Traditionally, livelihoods pursued by the Garhwal Himalayan communities were aligned to the mountain eco-system. For generations, communities conserved their local watersheds and bio-diversity to sustain their prime income sources – i.e. livestock raising, subsistence agriculture and transit trade. However in the last decades, the inter-linkages between conservation and livelihoods have been severely fractured in this part of the Himalayas due to the hyper exploitation of forest resources for commerce and subsistence activities of the growing population; the introduction of cash economies in traditional village settings; the breakdown of “green” community watchdog institutions, and Global climate change.
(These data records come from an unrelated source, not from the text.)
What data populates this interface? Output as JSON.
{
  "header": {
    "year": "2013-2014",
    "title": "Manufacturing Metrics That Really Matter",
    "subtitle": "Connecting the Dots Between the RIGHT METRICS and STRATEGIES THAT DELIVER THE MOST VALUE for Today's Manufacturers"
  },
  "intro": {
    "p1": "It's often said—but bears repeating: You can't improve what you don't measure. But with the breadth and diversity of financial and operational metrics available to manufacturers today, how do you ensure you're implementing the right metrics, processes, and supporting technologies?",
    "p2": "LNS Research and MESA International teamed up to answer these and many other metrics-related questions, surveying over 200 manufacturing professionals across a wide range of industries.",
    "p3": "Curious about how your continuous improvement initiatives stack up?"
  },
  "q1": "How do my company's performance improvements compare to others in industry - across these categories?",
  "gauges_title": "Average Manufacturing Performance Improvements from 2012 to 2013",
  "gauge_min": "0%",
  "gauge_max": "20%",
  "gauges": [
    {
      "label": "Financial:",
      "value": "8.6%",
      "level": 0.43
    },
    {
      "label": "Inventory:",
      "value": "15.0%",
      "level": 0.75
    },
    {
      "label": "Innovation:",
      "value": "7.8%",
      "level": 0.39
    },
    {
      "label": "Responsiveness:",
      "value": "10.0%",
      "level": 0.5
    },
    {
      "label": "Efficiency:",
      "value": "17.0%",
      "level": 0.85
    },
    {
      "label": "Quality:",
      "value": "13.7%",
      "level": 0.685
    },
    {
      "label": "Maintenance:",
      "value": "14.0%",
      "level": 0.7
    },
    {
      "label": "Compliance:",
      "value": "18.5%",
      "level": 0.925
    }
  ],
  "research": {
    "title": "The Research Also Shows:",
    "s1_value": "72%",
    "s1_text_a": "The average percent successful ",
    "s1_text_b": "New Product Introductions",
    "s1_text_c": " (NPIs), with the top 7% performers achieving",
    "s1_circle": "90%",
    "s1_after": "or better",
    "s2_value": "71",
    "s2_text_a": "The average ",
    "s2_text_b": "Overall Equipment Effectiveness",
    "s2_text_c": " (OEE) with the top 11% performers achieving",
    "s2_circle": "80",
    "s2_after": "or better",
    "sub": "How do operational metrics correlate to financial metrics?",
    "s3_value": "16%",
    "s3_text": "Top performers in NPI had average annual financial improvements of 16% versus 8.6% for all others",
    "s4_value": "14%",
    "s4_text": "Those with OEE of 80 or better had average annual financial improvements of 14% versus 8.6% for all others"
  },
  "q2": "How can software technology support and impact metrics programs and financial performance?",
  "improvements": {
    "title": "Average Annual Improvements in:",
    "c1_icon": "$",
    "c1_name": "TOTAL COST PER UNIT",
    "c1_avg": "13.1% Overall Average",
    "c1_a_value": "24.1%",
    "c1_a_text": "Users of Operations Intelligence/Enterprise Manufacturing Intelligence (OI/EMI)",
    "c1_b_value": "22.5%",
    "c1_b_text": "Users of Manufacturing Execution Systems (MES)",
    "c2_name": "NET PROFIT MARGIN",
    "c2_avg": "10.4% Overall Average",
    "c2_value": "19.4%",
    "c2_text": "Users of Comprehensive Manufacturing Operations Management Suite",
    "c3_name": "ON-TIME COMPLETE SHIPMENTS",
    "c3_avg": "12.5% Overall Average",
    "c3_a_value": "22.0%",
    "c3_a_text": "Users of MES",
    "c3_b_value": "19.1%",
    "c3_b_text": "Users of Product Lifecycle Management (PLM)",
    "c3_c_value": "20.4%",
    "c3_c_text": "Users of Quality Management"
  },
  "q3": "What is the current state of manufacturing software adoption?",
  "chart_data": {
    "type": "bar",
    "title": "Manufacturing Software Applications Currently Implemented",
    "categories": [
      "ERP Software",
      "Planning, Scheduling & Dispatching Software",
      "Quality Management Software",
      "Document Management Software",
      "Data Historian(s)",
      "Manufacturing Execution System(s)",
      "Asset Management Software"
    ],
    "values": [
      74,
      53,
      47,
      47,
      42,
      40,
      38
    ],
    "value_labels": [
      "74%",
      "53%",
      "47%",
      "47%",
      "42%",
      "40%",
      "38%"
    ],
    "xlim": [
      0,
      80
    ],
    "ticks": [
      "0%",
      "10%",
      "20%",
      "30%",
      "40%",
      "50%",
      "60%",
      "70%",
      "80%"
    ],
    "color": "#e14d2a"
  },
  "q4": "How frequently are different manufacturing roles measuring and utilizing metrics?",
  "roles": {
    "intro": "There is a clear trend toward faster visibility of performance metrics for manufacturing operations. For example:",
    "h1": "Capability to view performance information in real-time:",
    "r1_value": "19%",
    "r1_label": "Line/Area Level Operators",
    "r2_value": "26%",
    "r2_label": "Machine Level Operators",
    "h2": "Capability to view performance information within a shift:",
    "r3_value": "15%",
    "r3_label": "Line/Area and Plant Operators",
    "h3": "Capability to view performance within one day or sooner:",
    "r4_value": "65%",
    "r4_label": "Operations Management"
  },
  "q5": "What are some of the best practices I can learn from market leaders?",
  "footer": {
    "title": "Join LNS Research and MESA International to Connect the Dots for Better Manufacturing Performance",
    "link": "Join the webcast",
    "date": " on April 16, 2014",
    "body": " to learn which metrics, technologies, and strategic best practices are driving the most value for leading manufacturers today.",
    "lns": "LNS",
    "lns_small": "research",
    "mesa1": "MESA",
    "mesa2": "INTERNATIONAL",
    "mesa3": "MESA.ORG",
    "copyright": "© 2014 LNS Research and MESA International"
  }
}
The result has been aggressive male out-migration, the feminization of labor, and depleting natural water sources due to which agri-based incomes can no longer be sustained in the scattered marginal land holdings.
In addition to developing innovative models of sustainable conservation based income and jobs, RACHNA works with other key stakeholders such as visitors, hydropower projects and corporations to protect this important water tower and its vital biodiversity.
Over time, RACHNA will document and replicate its success through its network in the Hindu Kush-Himalayan region – a region that provides water, ecosystem services, and the basis for livelihoods to aroundmillion inhabitants of the Himalayas as well as 1.3 billion people living in the basins of these rivers.